There were also varied predictions as to when expansions and new facility activities might restart – 55% of SSG members predicted the fourth quarter of 2020, while 45% anticipated they would resume “some time” in 2021.
Here is a summary of the survey’s top five impacts on corporate location decisions, including suggestions for investment promotion agencies (IPAs) and economic development offices (EDOs).

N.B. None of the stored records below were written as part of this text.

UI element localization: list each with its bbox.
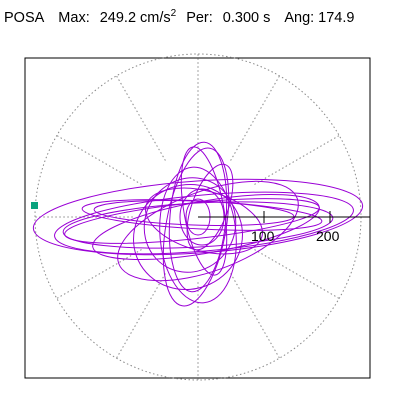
period-label: Per: [186, 10, 213, 26]
trace-loop [143, 177, 237, 273]
grid-spoke [254, 135, 340, 185]
trace-loop [62, 201, 334, 249]
trace-loop [54, 191, 354, 255]
max-unit: cm/s [140, 10, 171, 26]
trace-loop [186, 163, 234, 251]
grid-spoke [254, 249, 340, 299]
max-unit-exponent: 2 [170, 8, 177, 19]
angle-value: 174.9 [318, 10, 355, 26]
tick-label-100: 100 [251, 228, 275, 244]
grid-spoke [56, 135, 142, 185]
trace-loop [145, 187, 263, 255]
grid-spoke [230, 75, 280, 161]
motion-traces [32, 141, 364, 307]
max-label: Max: [58, 10, 90, 26]
period-value: 0.300 [222, 10, 260, 26]
trace-loop [159, 166, 237, 304]
angle-label: Ang: [284, 10, 315, 26]
period-unit: s [263, 10, 271, 26]
grid-spoke [56, 249, 142, 299]
max-value: 249.2 [99, 10, 137, 26]
trace-loop [162, 147, 230, 307]
plot-frame [24, 57, 371, 379]
peak-marker [31, 202, 38, 209]
radial-axis: 100 200 [198, 211, 370, 244]
tick-label-200: 200 [316, 228, 340, 244]
grid-spoke [116, 273, 166, 359]
trace-loop [180, 146, 228, 276]
trace-loop [32, 178, 364, 256]
grid-spoke [116, 75, 166, 161]
plot-header: POSA Max: 249.2 cm/s 2 Per: 0.300 s Ang:… [4, 8, 355, 36]
station-code: POSA [4, 10, 45, 26]
grid-spoke [230, 273, 280, 359]
trace-loop [133, 183, 243, 291]
trace-loop [93, 200, 295, 226]
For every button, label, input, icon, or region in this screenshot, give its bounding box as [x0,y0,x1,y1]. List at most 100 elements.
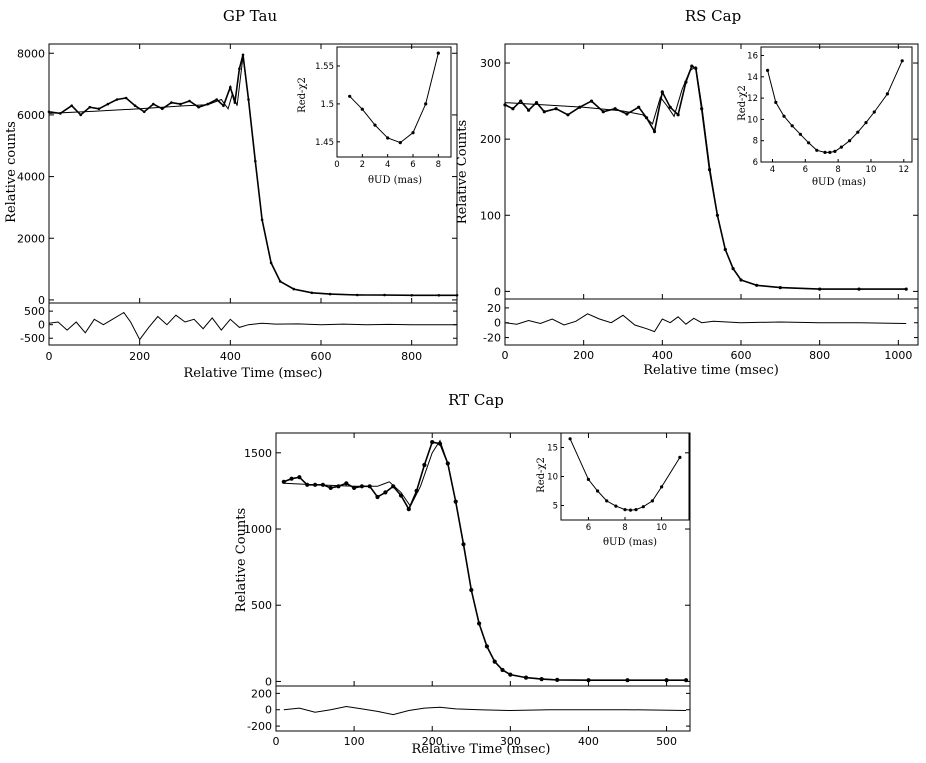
inset-x-tick-label: 12 [898,165,909,175]
inset-y-tick-label: 1.55 [315,62,334,72]
inset-y-tick-label: 1.45 [315,138,334,148]
data-point [455,294,459,297]
data-point [70,104,73,107]
inset-point [790,124,794,128]
data-point [115,98,119,101]
inset-y-tick-label: 5 [553,502,558,512]
data-point [124,96,128,100]
inset-point [900,59,904,63]
data-point [484,644,489,649]
data-point [106,102,110,106]
x-tick-label: 200 [422,735,443,748]
residual-line [504,313,907,333]
data-point [613,107,617,111]
data-point [625,112,629,116]
data-point [519,99,523,103]
data-point [461,542,466,547]
data-point [694,66,698,70]
inset-x-tick-label: 8 [622,523,627,533]
data-point [566,113,570,117]
inset-chi-line [569,438,681,511]
chart-title: GP Tau [223,7,278,25]
main-plot: 0 2000 4000 6000 8000 [17,44,459,307]
data-point [578,105,582,109]
panel-rt-cap: RT Cap Relative Time (msec) Relative Cou… [234,391,691,757]
data-point [527,108,531,112]
y-tick-label: 1000 [244,523,272,536]
data-point [142,110,146,114]
inset-point [386,136,390,140]
data-point [700,107,704,111]
inset-point [596,489,600,493]
data-point [430,440,435,445]
data-point [305,482,310,487]
data-point [356,293,359,297]
inset-y-axis-label: Red-χ2 [536,457,547,493]
inset-point [798,132,803,136]
main-plot-frame [504,43,919,300]
data-point [555,677,560,683]
inset-point [839,145,844,149]
data-point [410,294,414,297]
inset-y-axis-label: Red-χ2 [297,77,308,113]
data-point [637,105,641,109]
inset-plot: 4 6 8 10 12 6 8 10 12 14 16 θUD (mas) Red-χ2 [737,46,913,188]
data-point [269,261,273,265]
inset-point [807,141,811,145]
y-tick-label: 200 [480,133,501,146]
inset-y-tick-label: 10 [547,473,558,483]
inset-point [856,130,860,134]
data-point [477,621,482,626]
y-axis-label: Relative Counts [234,508,249,612]
residual-y-tick-label: -20 [483,332,501,345]
inset-x-tick-label: 8 [436,160,441,170]
data-point [539,677,544,682]
x-tick-label: 0 [502,349,509,362]
residual-line [283,705,687,716]
data-point [660,90,664,94]
residual-plot-frame [48,302,458,346]
inset-marks: 0 2 4 6 8 1.45 1.5 1.55 [315,51,441,170]
data-point [715,213,720,217]
inset-point [872,110,876,114]
data-point [523,675,529,680]
data-point [904,287,908,291]
x-tick-label: 1000 [884,349,912,362]
panel-rs-cap: RS Cap Relative time (msec) Relative Cou… [455,7,919,378]
inset-x-tick-label: 6 [410,160,415,170]
y-tick-label: 100 [480,209,501,222]
data-point [500,667,505,673]
inset-marks: 6 8 10 5 10 15 [547,437,682,533]
data-point [601,110,605,114]
x-tick-label: 600 [311,350,332,363]
residual-y-tick-label: 20 [487,302,501,315]
data-point [731,267,735,271]
data-point [79,113,82,117]
data-point [511,107,515,111]
main-plot-frame [275,432,691,687]
inset-point [373,123,377,127]
residual-y-tick-label: -200 [247,720,272,733]
data-point [554,107,558,111]
data-point [233,101,237,104]
inset-point [678,455,682,459]
x-tick-label: 0 [273,735,280,748]
data-point [414,488,419,493]
data-point [664,678,669,683]
y-tick-label: 2000 [17,232,45,245]
chart-title: RS Cap [685,7,741,25]
inset-point [411,131,415,135]
data-point [375,494,380,500]
y-axis-label: Relative Counts [455,120,470,224]
data-point [313,482,318,487]
data-point [179,102,182,106]
inset-point [634,508,638,512]
data-point [684,80,688,84]
data-point [437,441,443,446]
residual-y-tick-label: 0 [494,317,501,330]
inset-marks: 4 6 8 10 12 6 8 10 12 14 16 [747,52,909,175]
main-plot: 0 100 200 300 [480,44,918,299]
inset-x-tick-label: 2 [360,160,365,170]
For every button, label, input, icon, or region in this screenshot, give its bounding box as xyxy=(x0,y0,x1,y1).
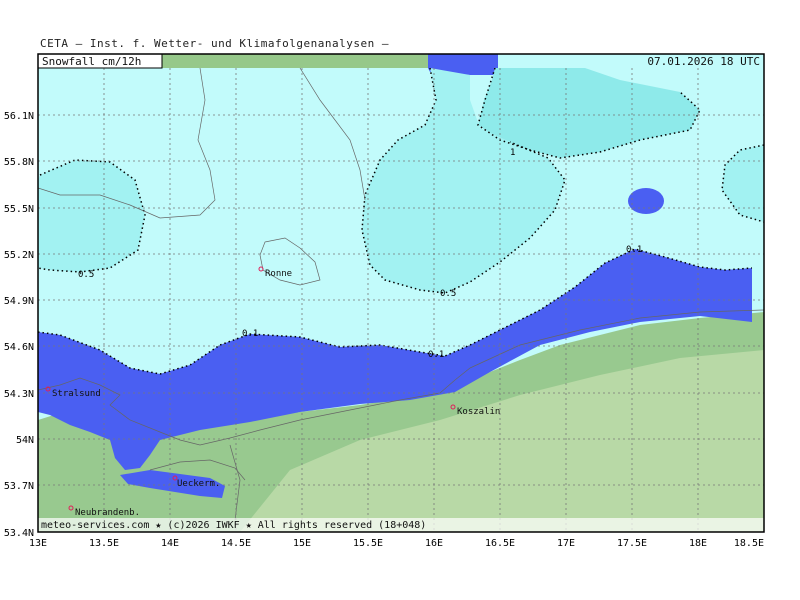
x-tick-label: 15.5E xyxy=(353,538,383,549)
y-tick-label: 55.8N xyxy=(4,157,34,168)
x-tick-label: 13E xyxy=(29,538,47,549)
parameter-label: Snowfall cm/12h xyxy=(42,55,141,68)
x-axis-ticks: 13E 13.5E 14E 14.5E 15E 15.5E 16E 16.5E … xyxy=(29,538,764,549)
footer-credit: meteo-services.com ★ (c)2026 IWKF ★ All … xyxy=(41,520,426,531)
header-bar: Snowfall cm/12h 07.01.2026 18 UTC xyxy=(37,53,764,69)
city-label: Ronne xyxy=(265,269,292,279)
y-tick-label: 55.5N xyxy=(4,204,34,215)
contour-1 xyxy=(477,68,701,159)
x-tick-label: 17.5E xyxy=(617,538,647,549)
contour-label: 1 xyxy=(510,148,515,158)
coastlines xyxy=(38,68,764,521)
x-tick-label: 13.5E xyxy=(89,538,119,549)
footer-bar: meteo-services.com ★ (c)2026 IWKF ★ All … xyxy=(38,518,764,532)
precip-lagoon xyxy=(120,470,225,498)
city-markers: Ronne Stralsund Koszalin Ueckerm. Neubra… xyxy=(45,266,500,518)
x-tick-label: 14E xyxy=(161,538,179,549)
sweden-coast xyxy=(38,68,216,219)
contour-label: 0.1 xyxy=(626,245,642,255)
contour-05-center xyxy=(361,68,566,294)
precip-blob xyxy=(628,188,664,214)
x-tick-label: 17E xyxy=(557,538,575,549)
y-tick-label: 53.4N xyxy=(4,528,34,539)
y-tick-label: 54.9N xyxy=(4,296,34,307)
city-marker xyxy=(68,505,74,511)
city-label: Koszalin xyxy=(457,407,500,417)
contour-lines xyxy=(38,68,764,375)
contour-01 xyxy=(38,248,753,375)
city-marker xyxy=(450,404,456,410)
x-tick-label: 16E xyxy=(425,538,443,549)
contour-05-west xyxy=(38,159,146,273)
grid-lines xyxy=(38,68,764,532)
german-coast xyxy=(38,367,471,446)
y-tick-label: 54N xyxy=(16,435,34,446)
y-tick-label: 54.3N xyxy=(4,389,34,400)
city-marker xyxy=(172,475,178,481)
x-tick-label: 18E xyxy=(689,538,707,549)
polish-coast xyxy=(469,309,764,369)
contour-label: 0.5 xyxy=(440,289,456,299)
snowfall-05-area-east xyxy=(722,145,764,222)
bornholm-outline xyxy=(259,237,321,286)
contour-label: 0.1 xyxy=(428,350,444,360)
x-tick-label: 14.5E xyxy=(221,538,251,549)
y-tick-label: 56.1N xyxy=(4,111,34,122)
map-frame xyxy=(37,53,765,533)
contour-label-group: 0.5 0.5 1 0.1 0.1 0.1 xyxy=(78,148,642,360)
y-tick-label: 54.6N xyxy=(4,342,34,353)
chart-title: CETA – Inst. f. Wetter- und Klimafolgena… xyxy=(40,37,390,50)
x-tick-label: 15E xyxy=(293,538,311,549)
city-label: Neubrandenb. xyxy=(75,508,140,518)
city-label: Stralsund xyxy=(52,389,101,399)
snowfall-gt1-area xyxy=(478,68,700,158)
snowfall-05-area-center xyxy=(362,68,565,293)
sweden-coast-east xyxy=(299,68,366,201)
city-marker xyxy=(258,266,264,272)
border-line xyxy=(229,444,241,521)
city-marker xyxy=(45,386,51,392)
city-label: Ueckerm. xyxy=(177,479,220,489)
land-light-area xyxy=(240,350,764,532)
contour-label: 0.1 xyxy=(242,329,258,339)
precip-top-strip xyxy=(428,68,498,75)
valid-time: 07.01.2026 18 UTC xyxy=(647,55,760,68)
snowfall-05-area-west xyxy=(38,160,145,272)
y-tick-label: 53.7N xyxy=(4,481,34,492)
contour-label: 0.5 xyxy=(78,270,94,280)
x-tick-label: 16.5E xyxy=(485,538,515,549)
x-tick-label: 18.5E xyxy=(734,538,764,549)
precip-band xyxy=(38,249,752,470)
y-axis-ticks: 56.1N 55.8N 55.5N 55.2N 54.9N 54.6N 54.3… xyxy=(4,111,34,539)
y-tick-label: 55.2N xyxy=(4,250,34,261)
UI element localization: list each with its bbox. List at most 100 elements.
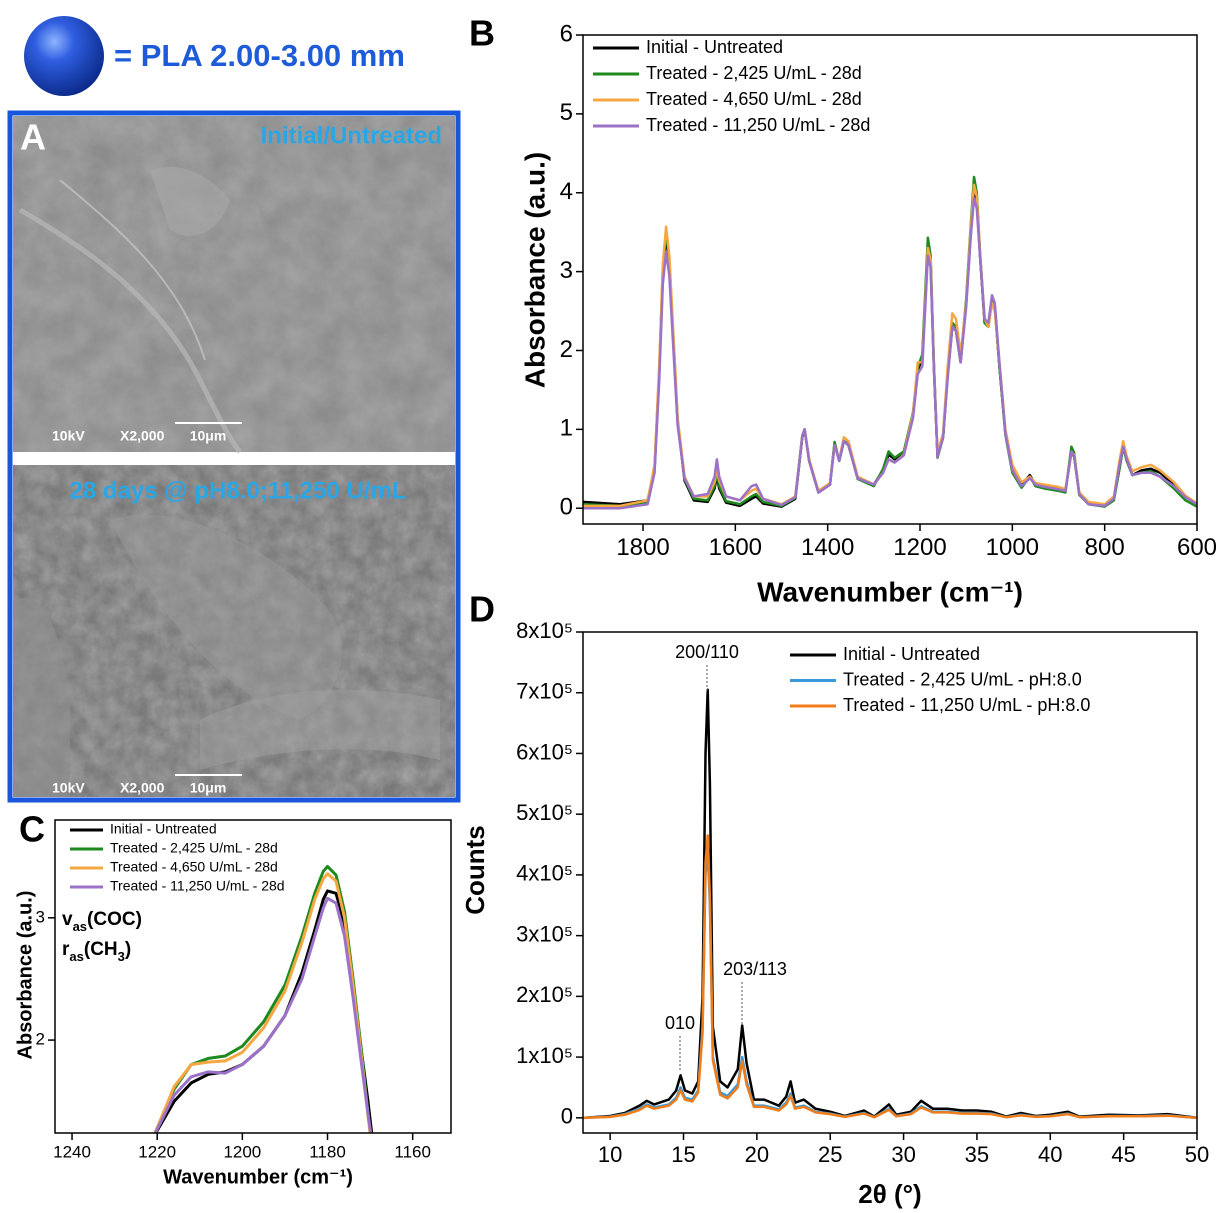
- annotation-part: (CH: [84, 939, 118, 960]
- sem-flake: [13, 598, 70, 797]
- x-tick-label: 1600: [709, 534, 762, 561]
- plot-area: [153, 864, 374, 1133]
- x-tick-label: 1220: [138, 1142, 176, 1161]
- sem-fiber: [59, 179, 206, 361]
- x-tick-label: 1240: [53, 1142, 91, 1161]
- image-caption: 28 days @ pH8.0;11,250 U/mL: [70, 477, 407, 504]
- legend-label: Treated - 2,425 U/mL - 28d: [110, 840, 278, 856]
- x-tick-label: 1200: [223, 1142, 261, 1161]
- legend-label: Treated - 11,250 U/mL - pH:8.0: [843, 695, 1090, 715]
- chart: C 1240 1220 1200 1180 1160 2 3 Wavenumber (cm⁻¹)…: [14, 809, 452, 1188]
- kv: 10kV: [52, 428, 85, 444]
- annotation-part: (COC): [87, 909, 142, 930]
- series-line: [583, 688, 1197, 1120]
- y-tick-label: 6x10⁵: [516, 739, 573, 764]
- y-tick-label: 0: [560, 494, 573, 521]
- image-caption: Initial/Untreated: [261, 122, 442, 149]
- series-line: [583, 834, 1197, 1120]
- panel-label: D: [469, 589, 495, 630]
- annotation-part: as: [69, 949, 83, 964]
- y-tick-label: 6: [560, 20, 573, 47]
- legend-label: Initial - Untreated: [110, 821, 217, 837]
- y-tick-label: 4: [560, 178, 573, 205]
- legend-label: Treated - 11,250 U/mL - 28d: [110, 878, 285, 894]
- x-tick-label: 35: [965, 1142, 989, 1167]
- mag: X2,000: [120, 428, 165, 444]
- y-axis-label: Absorbance (a.u.): [519, 152, 550, 388]
- x-tick-label: 25: [818, 1142, 842, 1167]
- x-tick-label: 40: [1038, 1142, 1062, 1167]
- y-tick-label: 0: [561, 1104, 573, 1129]
- pla-sphere: [24, 16, 104, 96]
- x-axis-label: 2θ (°): [858, 1179, 921, 1209]
- x-tick-label: 15: [671, 1142, 695, 1167]
- annotation-part: as: [73, 919, 87, 934]
- sem-flake: [110, 514, 342, 720]
- annotation: ras(CH3): [62, 939, 131, 964]
- y-tick-label: 7x10⁵: [516, 679, 573, 704]
- x-tick-label: 1180: [309, 1142, 346, 1161]
- x-tick-label: 10: [598, 1142, 622, 1167]
- y-tick-label: 5: [560, 99, 573, 126]
- legend-label: Treated - 11,250 U/mL - 28d: [646, 115, 870, 135]
- legend-label: Initial - Untreated: [646, 37, 783, 57]
- chart: D 10 15 20 25 30 35 40 45 50 0 1x10⁵ 2x10⁵ 3x10⁵ 4x10⁵…: [460, 589, 1209, 1209]
- y-tick-label: 3: [36, 907, 45, 926]
- legend-label: Treated - 2,425 U/mL - pH:8.0: [843, 669, 1082, 689]
- y-tick-label: 5x10⁵: [516, 800, 573, 825]
- mag: X2,000: [120, 780, 165, 796]
- axis-frame: [54, 819, 452, 1134]
- x-axis-label: Wavenumber (cm⁻¹): [757, 576, 1023, 607]
- plot-area: [583, 175, 1197, 510]
- x-tick-label: 1160: [394, 1142, 431, 1161]
- y-tick-label: 3x10⁵: [516, 921, 573, 946]
- annotation-part: 3: [118, 949, 125, 964]
- y-tick-label: 3: [560, 257, 573, 284]
- annotation-part: ): [125, 939, 131, 960]
- annotation-part: r: [62, 939, 70, 960]
- y-tick-label: 1x10⁵: [516, 1043, 573, 1068]
- y-tick-label: 1: [560, 415, 573, 442]
- panel-label: B: [469, 13, 495, 54]
- panel-label: A: [20, 117, 46, 158]
- sem-texture: [13, 116, 455, 452]
- y-axis-label: Absorbance (a.u.): [14, 891, 36, 1060]
- axis-frame: [582, 34, 1198, 525]
- x-tick-label: 45: [1111, 1142, 1135, 1167]
- x-tick-label: 1800: [616, 534, 669, 561]
- panel-label: C: [19, 809, 45, 850]
- x-tick-label: 1400: [801, 534, 854, 561]
- y-tick-label: 2: [36, 1030, 45, 1049]
- sem-flake: [200, 689, 440, 770]
- annotation-part: v: [62, 909, 73, 930]
- x-tick-label: 800: [1085, 534, 1125, 561]
- legend-label: Treated - 4,650 U/mL - 28d: [646, 89, 862, 109]
- series-line: [583, 849, 1197, 1120]
- scale-info: 10kV X2,000 10μm 10kV X2,000 10μm: [52, 422, 242, 796]
- legend-label: Treated - 2,425 U/mL - 28d: [646, 63, 862, 83]
- scale: 10μm: [190, 780, 227, 796]
- annotation: 203/113: [723, 959, 787, 979]
- chart: B 1800 1600 1400 1200 1000 800 600 0 1 2 3 4 5 6 Wavenu…: [469, 13, 1217, 608]
- kv: 10kV: [52, 780, 85, 796]
- annotation: 200/110: [675, 642, 739, 662]
- sem-flake: [150, 166, 230, 236]
- x-tick-label: 20: [745, 1142, 769, 1167]
- y-tick-label: 8x10⁵: [516, 618, 573, 643]
- x-tick-label: 50: [1185, 1142, 1209, 1167]
- x-tick-label: 600: [1177, 534, 1217, 561]
- x-tick-label: 1200: [893, 534, 946, 561]
- plot-area: [583, 688, 1197, 1120]
- axis-frame: [582, 631, 1198, 1134]
- series-line: [583, 183, 1197, 508]
- x-axis-label: Wavenumber (cm⁻¹): [163, 1166, 353, 1188]
- series-line: [154, 889, 374, 1133]
- legend-label: Treated - 4,650 U/mL - 28d: [110, 859, 278, 875]
- y-axis-label: Counts: [460, 825, 490, 915]
- header: = PLA 2.00-3.00 mm: [114, 38, 405, 73]
- scale: 10μm: [190, 428, 227, 444]
- x-tick-label: 1000: [986, 534, 1039, 561]
- y-tick-label: 4x10⁵: [516, 861, 573, 886]
- legend-label: Initial - Untreated: [843, 644, 980, 664]
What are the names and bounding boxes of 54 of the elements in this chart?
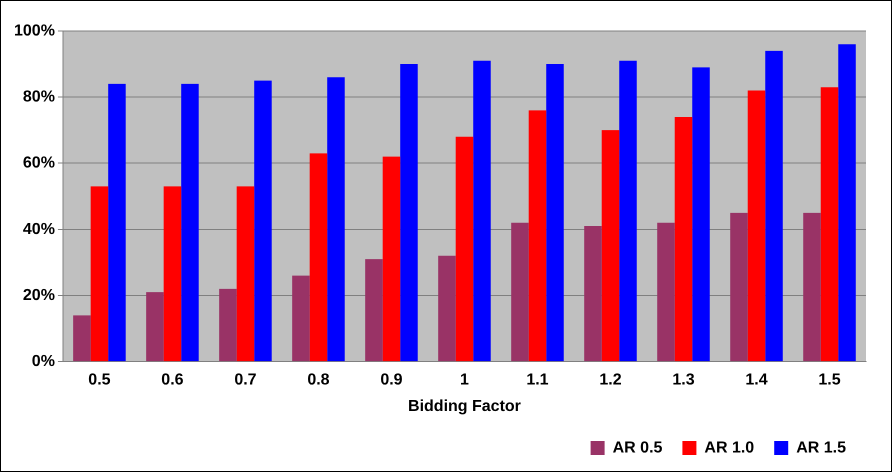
y-tick-label: 0% [32,353,55,370]
x-tick-label: 0.5 [88,372,111,389]
bar [254,80,272,362]
y-tick-label: 80% [22,88,55,106]
x-tick-label: 1.1 [526,372,549,389]
x-tick-label: 1.4 [745,372,768,389]
bar [456,136,474,362]
y-tick-label: 40% [22,220,55,238]
bar [528,110,546,362]
bar [838,44,856,362]
bar [365,259,383,362]
bar [327,77,345,362]
bar [400,64,418,362]
x-tick-label: 0.6 [161,372,184,389]
bar [219,288,237,362]
bar [657,222,675,362]
bar [181,84,199,362]
bar [382,156,400,362]
y-tick-label: 60% [22,154,55,172]
bar [546,64,564,362]
bar [674,116,692,362]
bar [108,84,126,362]
x-tick-label: 0.9 [380,372,403,389]
legend-label: AR 1.5 [796,439,846,456]
x-tick-label: 0.8 [307,372,330,389]
x-axis-title: Bidding Factor [408,398,521,415]
bar [748,90,766,362]
y-tick-label: 20% [22,286,55,304]
bar [803,212,821,362]
bar [73,315,91,362]
bar [765,50,783,362]
x-tick-label: 1.5 [818,372,841,389]
bar [511,222,529,362]
legend-label: AR 0.5 [612,439,663,456]
bar [473,60,491,362]
x-tick-label: 1.3 [672,372,695,389]
bar [820,87,838,362]
bar [602,130,620,362]
bar [164,186,182,362]
bar [438,256,456,362]
bar [310,153,328,362]
bar [236,186,254,362]
x-tick-label: 0.7 [234,372,257,389]
x-tick-label: 1 [460,372,470,389]
bar [730,212,748,362]
bar [584,226,602,362]
bar [90,186,108,362]
bar [692,67,710,362]
bar [619,60,637,362]
x-tick-label: 1.2 [599,372,622,389]
bar [292,276,310,362]
legend-label: AR 1.0 [704,439,754,456]
bar [146,292,164,362]
y-tick-label: 100% [14,22,55,40]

1. ‘Hot’ sectors post-pandemic
Life sciences, logistics and advanced manufacturing will be the hottest sectors once the crisis subsides, the research suggests. Sixty eight percent of SSG members predicted the biotechnology and life sciences sector will be the most active, while 48% anticipated a rise in location decisions in the transportation and logistics sector. These sectors were followed by advanced manufacturing (39%), software & IT services (19%) and food & beverages (16%).
2. Supply chain shifts will benefit North America
Eighty one percent of SSG’s members expect Covid-19 will have a sizable impact on global supply chain strategies. Many site selectors surveyed predicted a rise in on-shoring to the US, Canada and Mexico, particularly in the pharmaceuticals and life sciences sectors.
In medical supplies and defence-related products there will be a “significant push to mandate those materials in the US, so it will be a required type of on-shoring,” predicted Jay Garner, SSG board chair and president of Garner Economics.
SSG members said that the previous focus on lower costs, which led to growth in China and Southeast Asia, will become “more balanced” as groups seek to mitigate future risks. The report added that companies will carry more safety stock and extend their supplier networks.
“I think you’ll see a lot of companies thinking about their strategic footprints in way more than just a low cost approach,” said Rick Weddle, SSG’s President and CEO.
3. Reduced demand for office real estate
Seventy two percent of respondents said they expected the recent surge in remote working to have a significant impact on the nature of future work for both employers and employees. SSG members said they expected a decrease in demand for office space as new technologies are adopted to enable remote work.
4. Warehousing and production will be most active functions
Sixty nine percent of site selectors expected both warehousing and production to be the most operative business activities after the crisis. Decisions to expand or relocate back office or support operations, research and development, technical support and headquarters were predicted to be less prominent.
5. Shifting priorities for IPAs and EDOs
Surveyed site selectors also recommend investment promotion agencies (IPAs) and economic development offices (EDOs) focused on business and talent retention in response to the crisis.
Guild members also listed what they hope to hear from IPAs and EDOs in the future, such as updates on market conditions, novel approaches and resources to support major employers and information concerning changes in compliance regulations.